The ubiquity of the vocal lips did not necessarily mean that they affected the sounds their possessors produced. So Dr. Nishimura’s group removed the larynges from three deceased chimpanzees and attached them to simulated lungs; they did the same with six rhesus macaques that had been euthanized for other approved experiments. In all the simulations, the vocal lips and the vocal cords vibrated in unison. Mathematical models of other primates’ larynges yielded similar results.
In their paper, the researchers propose that the absence of vocal lips — and their complicating vibrations — in humans was a key factor in the evolution of language in our species. Vibrating in splendid isolation, our vocal cords allowed for subtle changes in inflection and register that characterize our own speech. We reason and cajole, plead and suggest, all in a controlled manner.
“This study has shown that evolutionary modifications in the larynx were necessary for the evolution of spoken language,” Dr. Nishimura said.
Dr. Rendall added: “It suggests, or reinforces, that there’s a completely different change in tactic from human communication to nonhuman primate communication. Human language doesn’t target the emotional response, but you’re trying to change their mind — you’re hitting the cognitive and inferential systems.”

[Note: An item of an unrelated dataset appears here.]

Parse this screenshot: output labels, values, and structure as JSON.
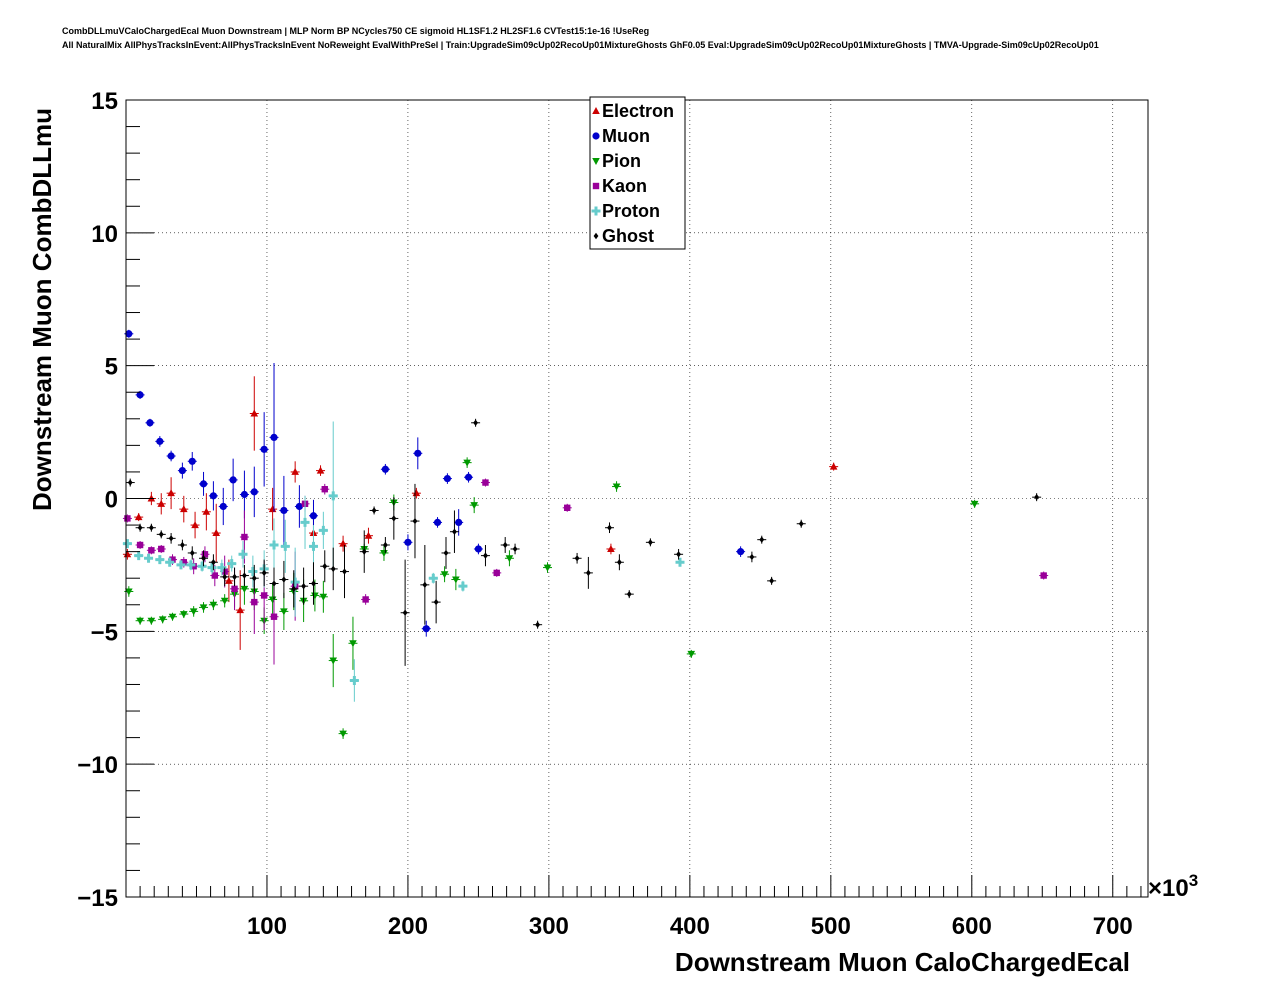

Still, Dr. Rendall said, primates often speak softly and subtly, and humans often communicate through screams and yells. He recommended a “healthy skepticism” in extrapolating from the anatomical finding the origins of complex speech and language. “I think they’ve just highlighted the fact that this loss of membrane in humans is probably centrally important to our ability to produce these stable vocal fold vibrations, which underlies the production of speech sounds,” he said.
Harold Gouzoules, a psychologist at Emory University who wrote an accompanying commentary to the recent paper, agreed. “Establishing causality here is essentially impossible,” he said. “It might be a necessary step in the evolution of language, but whether it is absolutely critical remains to be seen.”
Dr. Gouzoules said that the research was most noteworthy for its comparative analysis of primates and its ability to draw evolutionary insights, to a degree, from simple anatomy, which often hides in plain sight. “Language is clearly more than the sum of its parts,” he said. “It’s just not likely that we’re ever going to have a completely satisfactory explanation.”